Und obwohl Zverev seinem Kontrahenten die Bühne gönnte, wollte er es ihm so schwer wie möglich machen. Das Break im zweiten Durchgang knüpfte er ihm wieder ab, als Nadal zum Satz aufschlug. Anschließend forderte er Nadal im Tiebreak. Je länger das Match lief, desto intensiver wurden auch die Ballwechsel. Zum Ende des Tiebreaks merkte man dann aber, dass Nadal sein Bestes tat, um die Ballwechsel kürzer zu halten. Zverev hingegen blieb weiterhin frisch und unbeirrt. Nach knapp zwei Stunden führte der Deutsche schließlich mit 6:3, 7:6(5).

Während man auf der Pressetribüne schon munkelte, dass der dritte Satz nun ein schnelles Ende finden könnte, überzeugte Nadal vom Gegenteil.

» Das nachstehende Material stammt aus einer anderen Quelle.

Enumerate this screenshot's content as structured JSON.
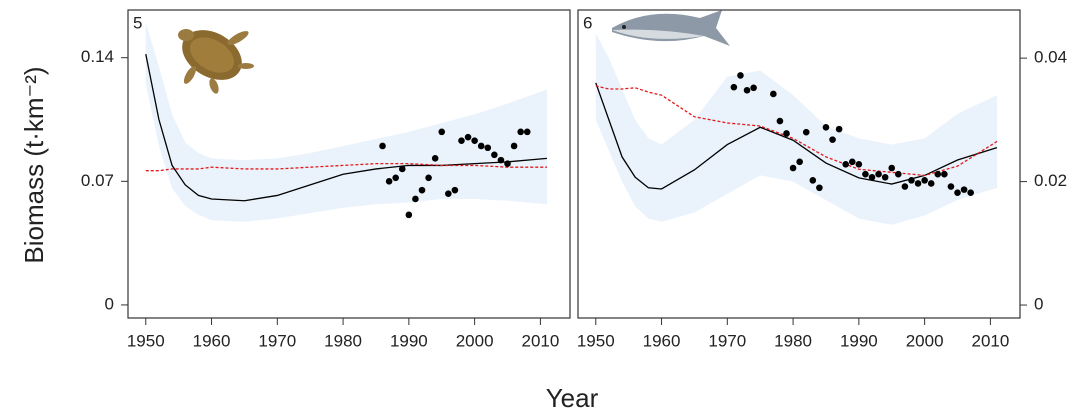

Gleich das erste Aufschlagspiel knüpfte er Zverev ab und ging mit 2:0 in Führung. Schnell folgte dann aber das Rebreak des Deutschen. Von da an zogen sich die Ballwechsel in unendliche Länge. Zwei Stunden und 45 Minuten waren gespielt und es stand gerade mal 3:2 (für Nadal) im dritten Satz. Dann hatte Zverev aber genug. Schließlich hat er seinen ersten Grand Slam-Titel im Blick und wollte Kräfte für die nächsten Runden sparen. Nadal wirkte müder, kraftloser und fehleranfälliger. Nach drei Stunden und vier Minuten servierte Nadal dann gegen sein Ausscheiden. 3:5, 15:40 stand es, als Nadal eine Vorhand hinter Zverevs Grundlinie setzte. Das Spiel war beendet.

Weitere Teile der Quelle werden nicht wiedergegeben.